In this section, we introduce CyBERT and detail its fine-tuning strategy for BERT hyperparameters. Recall that CyBERT is a cybersecurity claim classifier to detect sequences related to device features. These claims then will be used to vet against relevant cybersecurity requirements.
There are two main steps in our framework: claim sequence database curation and fine-tuning BERT.
Figure 2 shows an overview of CyBERT workflow. To the best of our knowledge, there currently is no readily available dataset representing a corpus specific to cybersecurity that we could use for training CyBERT. Hence, we created a new labeled dataset that contains claim-related sequences. For fine-tuning, CyBERT is first initialized with BERT’s initial weights, adding dense layers and dropouts and subsequently tuning all layers and parameters using our labeled database and architecture.
4.1. Dataset
As previously stated, there was no available dataset specific to the cybersecurity literature for NLP tasks, in particular with an emphasis on industrial control systems (ICS). Therefore, in our previous work [
1] we proposed a framework to curate a large repository of ICS device information. This framework was designed to perform web scraping, data analytics, and natural language processing (NLP) techniques to identify ICS vendor websites, automate the collection of website-accessible documents, and automatically derive metadata from them for identification of documents relevant to this dataset.
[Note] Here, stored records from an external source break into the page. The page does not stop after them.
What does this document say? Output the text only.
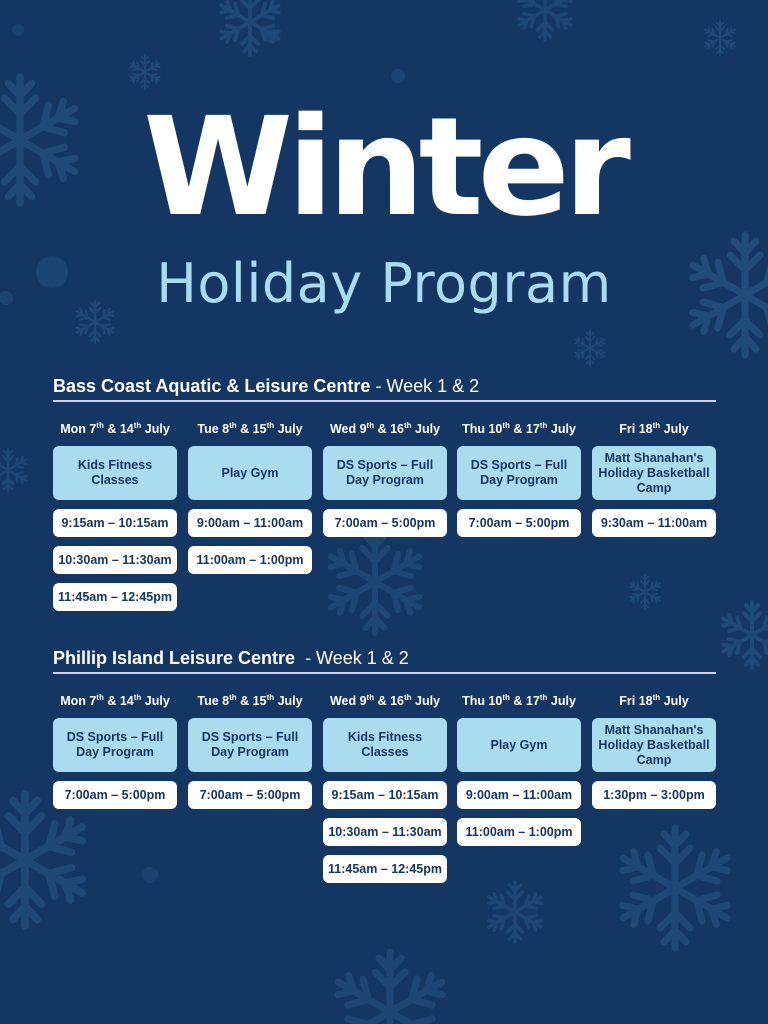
Winter
Holiday Program
Bass Coast Aquatic & Leisure Centre - Week 1 & 2
Mon 7th & 14th July
Kids Fitness Classes
9:15am – 10:15am
10:30am – 11:30am
11:45am – 12:45pm
Tue 8th & 15th July
Play Gym
9:00am – 11:00am
11:00am – 1:00pm
Wed 9th & 16th July
DS Sports – Full Day Program
7:00am – 5:00pm
Thu 10th & 17th July
DS Sports – Full Day Program
7:00am – 5:00pm
Fri 18th July
Matt Shanahan's Holiday Basketball Camp
9:30am – 11:00am
Phillip Island Leisure Centre  - Week 1 & 2
Mon 7th & 14th July
DS Sports – Full Day Program
7:00am – 5:00pm
Tue 8th & 15th July
DS Sports – Full Day Program
7:00am – 5:00pm
Wed 9th & 16th July
Kids Fitness Classes
9:15am – 10:15am
10:30am – 11:30am
11:45am – 12:45pm
Thu 10th & 17th July
Play Gym
9:00am – 11:00am
11:00am – 1:00pm
Fri 18th July
Matt Shanahan's Holiday Basketball Camp
1:30pm – 3:00pm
All of the ICS device information documents that our framework curates were downloaded from vendor websites in PDF format.
Out of 19,793 documents, we scraped across the identified vendor websites; 3% were unreadable, and 5% were scanned documents. ICS product-related documents accounted for 63% of the downloaded documents. From those 12,581 product-related documents, 25% were classified as “manual,” 69% were classified as “brochure,” and 6% were “catalogs”. On average, each of the product-related documents contained 31.2 pages. Some statistics from this repository are presented in
Table 1.
The PyMuPDF python package was used to extract text from readable documents, and the Pytesseract python package was employed for optical character recognition (OCR) from any scanned PDF. These documents contain regular paragraphs, tables, lists, and images. Our system aimed to extract sequences from all of those document entities. Across the collection of ICS-related documents in our dataset, we extracted 216,0517 sequences with 41,073,376 words.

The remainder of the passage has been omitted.